Kentuckians like Kynect coverage as long as it’s not called ‘Obamacare,’ and some don’t like to talk about it
Kentucky Health News
Sticks and stones may break your bones, but words will never hurt you — unless you’re talking about the word “Obamacare” and its impact on the U.S. Senate race in Kentucky, the only Southern state to have both expanded Medicaid and set up its own health-insurance exchange under the federal health-reform law.
“The Affordable Care Act, known as ‘Obamacare,’ is a lightning rod in Kentucky, even though the state had one of the most successful rollouts in the nation,” Al-Jazeera America reports in a five-part series on political issues in the state. The polarizing word is affecting the race between Senate Republican Leader Mitch McConnell and Democrat Alison Lundergan Grimes.
“In a state where 65 percent of registered voters disapprove of President Obama, even those who have signed up for coverage through Kynect don’t want to think of it as Obamacare,” Libby Casey and Philip Maravilla report.

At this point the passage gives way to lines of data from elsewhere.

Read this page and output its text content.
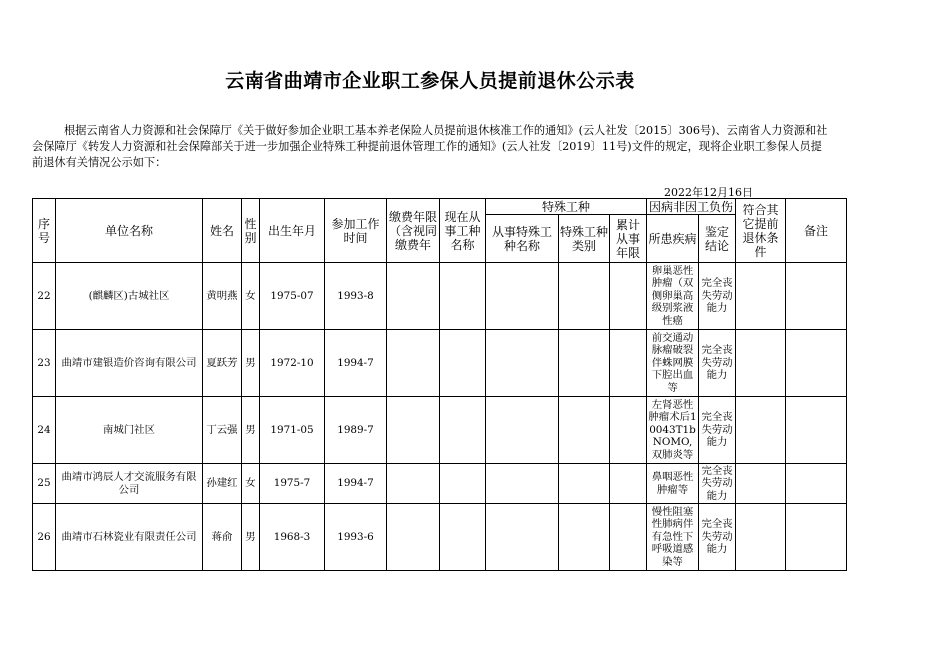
云南省曲靖市企业职工参保人员提前退休公示表
根据云南省人力资源和社会保障厅《关于做好参加企业职工基本养老保险人员提前退休核准工作的通知》(云人社发〔2015〕306号)、云南省人力资源和社会保障厅《转发人力资源和社会保障部关于进一步加强企业特殊工种提前退休管理工作的通知》(云人社发〔2019〕11号)文件的规定，现将企业职工参保人员提前退休有关情况公示如下：
2022年12月16日
序号	单位名称	姓名	性别	出生年月	参加工作时间	缴费年限（含视同缴费年	现在从事工种名称	特殊工种			因病非因工负伤		符合其它提前退休条件	备注
								从事特殊工种名称	特殊工种类别	累计从事年限	所患疾病	鉴定结论		
22	(麒麟区)古城社区	黄明燕	女	1975-07	1993-8						卵巢恶性肿瘤（双侧卵巢高级别浆液性癌	完全丧失劳动能力		
23	曲靖市建银造价咨询有限公司	夏跃芳	男	1972-10	1994-7						前交通动脉瘤破裂伴蛛网膜下腔出血等	完全丧失劳动能力		
24	南城门社区	丁云强	男	1971-05	1989-7						左肾恶性肿瘤术后10043T1bNOMO,双肺炎等	完全丧失劳动能力		
25	曲靖市鸿辰人才交流服务有限公司	孙建红	女	1975-7	1994-7						鼻咽恶性肿瘤等	完全丧失劳动能力		
26	曲靖市石林瓷业有限责任公司	蒋俞	男	1968-3	1993-6						慢性阻塞性肺病伴有急性下呼吸道感染等	完全丧失劳动能力		
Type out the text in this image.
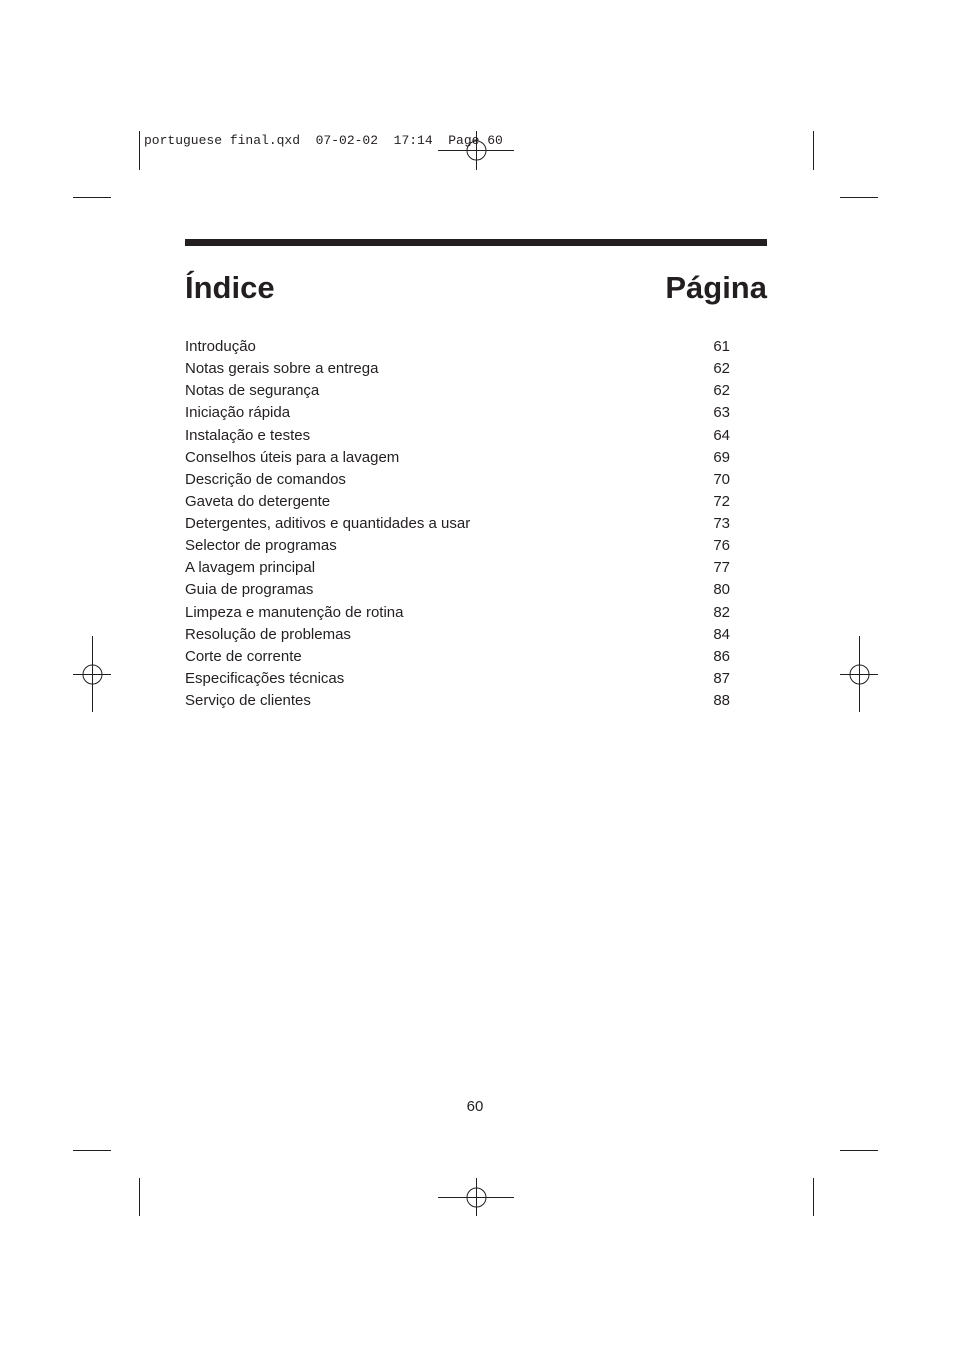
portuguese final.qxd  07-02-02  17:14  Page 60
Índice	Página
Introdução	61
Notas gerais sobre a entrega	62
Notas de segurança	62
Iniciação rápida	63
Instalação e testes	64
Conselhos úteis para a lavagem	69
Descrição de comandos	70
Gaveta do detergente	72
Detergentes, aditivos e quantidades a usar	73
Selector de programas	76
A lavagem principal	77
Guia de programas	80
Limpeza e manutenção de rotina	82
Resolução de problemas	84
Corte de corrente	86
Especificações técnicas	87
Serviço de clientes	88
60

In May 2013, Democratic Gov. Steve Beshear announced that he would use Obamacare to create the state health-insurance exchange and expand Medicaid rolls to cover Kentuckians earning up to 138 percent of the federal poverty level. That qualified hundreds of thousands of Kentuckians for the federal-state program, including Frank Dixon of Benham in Harlan County.
Dixon’s 52-year-old body is damaged from decades working as a mechanic in coal mines where he injured his back, rotator cuff and shoulder. Like many Kentuckians who have worked hard to earn a good living all of their lives but lost jobs due to the mining industry or economic downturn, Dixon is thankful to have medical coverage and food stamps but “kind of ashamed to say it,” he told Al-Jazeera:
“When asked if he supports Obamacare, Dixon lets out a long sigh and fidgets in his chair. “I don’t know how to answer that,” he said. “Some things are left unsaid.” An NBC/Marist poll conducted in May found 57 percent of Kentuckians surveyed said they disliked Obamacare. But when asked about Kynect, only 22 percent disapproved.
And yet they’re basically the same thing.”
Republicans have more than taken notice of this sentiment, which may also be the reason Grimes hasn’t made Kynect’s success part of her campaign unless she is asked about it.
“Obamacare has been demonized by its opponents,” Al Cross, director of the Institute for Rural Journalism and Community Issues at the University of Kentucky and publisher of Kentucky Health News, told Al-Jazeera. “And it’s easy to demonize because the first three syllables of the word are a word that most Kentuckians don’t like.”
Cross said that for Grimes to run on a platform of supporting the law would be risky, but could pay off: “I hope they do engage on the issue of health care because this state in many ways is the least healthy state in the country.”
Aside from the questions of demonization and branding, Kentucky’s health system has serious challenges, and the influx of Medicaid patients covered by Obamacare has come with new challenges for both patients and doctors, such as delayed approvals and burdensome paperwork from insurance companies.
Facing delays in preauthorization, some newly covered patients like Dixon are questioning the value of their Medicaid coverage. Others are just thankful to finally be able to see a doctor, Casey and Maravilla report.